1. Identifier les besoins
Collégien ou lycéen, bon en maths, nul en français, ou trop timide en anglais : chaque adolescent a des besoins spécifiques qu’il faut déterminer avant même d’envisager le soutien scolaire. Une mauvaise note dans une matière ne signifie pas pour autant que les cours particuliers soient nécessaires, mais peut-être que l’élève a seulement mal compris une leçon ou un énoncé, ou qu’il n’a pas assez travaillé. Dans le cas de mauvaises notes persistantes dans une ou plusieurs matières, elles peuvent cependant être dues à des lacunes qu’il faut corriger. Le meilleur moyen d’en savoir plus est d’en parler à la fois avec les professeurs concernés et avec votre enfant : ce sont eux qui sauront mieux que personne identifier ses difficultés. C’est seulement après avoir évalué les besoins ainsi que la motivation de votre adolescent que vous pouvez vous penchez sur les diverses solutions de soutien scolaire.

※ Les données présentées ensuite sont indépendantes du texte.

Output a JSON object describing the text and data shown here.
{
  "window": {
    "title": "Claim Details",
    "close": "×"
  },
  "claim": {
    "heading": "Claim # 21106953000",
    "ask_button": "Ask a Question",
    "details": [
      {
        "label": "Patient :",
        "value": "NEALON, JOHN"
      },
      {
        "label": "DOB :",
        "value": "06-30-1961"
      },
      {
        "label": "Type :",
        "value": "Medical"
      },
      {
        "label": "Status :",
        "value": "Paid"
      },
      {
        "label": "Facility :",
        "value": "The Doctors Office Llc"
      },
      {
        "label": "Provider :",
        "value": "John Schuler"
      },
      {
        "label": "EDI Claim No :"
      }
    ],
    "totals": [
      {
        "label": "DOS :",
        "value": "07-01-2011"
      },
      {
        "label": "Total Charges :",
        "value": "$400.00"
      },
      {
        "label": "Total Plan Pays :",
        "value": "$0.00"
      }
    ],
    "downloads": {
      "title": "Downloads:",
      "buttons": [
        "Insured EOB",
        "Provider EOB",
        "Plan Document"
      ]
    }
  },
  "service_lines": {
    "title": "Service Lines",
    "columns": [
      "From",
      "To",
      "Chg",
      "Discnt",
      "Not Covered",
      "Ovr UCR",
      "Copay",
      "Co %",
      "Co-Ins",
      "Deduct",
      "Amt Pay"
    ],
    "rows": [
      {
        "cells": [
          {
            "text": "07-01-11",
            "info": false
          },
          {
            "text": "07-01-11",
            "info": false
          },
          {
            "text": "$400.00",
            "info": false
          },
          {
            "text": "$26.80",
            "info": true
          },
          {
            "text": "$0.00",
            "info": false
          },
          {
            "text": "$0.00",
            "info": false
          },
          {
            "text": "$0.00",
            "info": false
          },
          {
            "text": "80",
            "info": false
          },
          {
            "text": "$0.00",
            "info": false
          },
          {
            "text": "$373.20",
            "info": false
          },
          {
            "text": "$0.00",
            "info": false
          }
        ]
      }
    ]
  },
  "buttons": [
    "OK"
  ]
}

2. Cours à domicile et autres formules
Les cours particuliers à domicile : c’est la formule la plus couramment adoptée par les parents d’élèves. Ils sont dispensés par des professeurs ou des étudiants, via un organisme spécialisé ou le bouche-à-oreille. Par exemple, votre voisin du dessus, étudiant en anglais ou en mathématiques, serait peut-être intéressé pour donner des cours dans cette matière à un adolescent en difficulté… Concernant les organismes de soutien scolaire, n’hésitez pas à les questionner sur le recrutement de leurs professeurs. Les stages intensifs : Souvent dispensés pendant les périodes de vacances scolaires, avant la rentrée scolaire ou avant les périodes d’examen comme le bac ou le brevet des collèges, ils s’effectuent le plus souvent en petits groupes. Ils peuvent être très utiles pour réviser et éliminer ainsi toutes les lacunes. Et sur le Web ? Le soutien scolaire en ligne connaît lui aussi un fort développement depuis quelques années. Souvent constitués de fiches de cours accompagnés d’exercices, ils mettent l’accent sur le multimédia avec des cours en vidéo ou des exercices interactifs. Ils sont aussi moins onéreux (10 à 30 € par mois) que des cours dispensés par un professeur en chair et en os.
3. Combien ça coûte ?
En dehors des organismes de soutien scolaire, le coût d’une heure de cours avec un professeur se situera entre 20 et 40 €, et entre 15 et 20 € pour un étudiant. Vous pouvez les rémunérer en Cesu (chèques emploi service universels). En passant par les organismes spécialisés, le prix de l’heure de cours varie selon le niveau scolaire de l’enfant et votre situation géographique. Un stage intensif d’une semaine, avec deux heures de cours par jour coûtera, lui, entre 200 et 400 €. Dans tous les cas, vous bénéficierez d’une réduction d’impôts de 50%.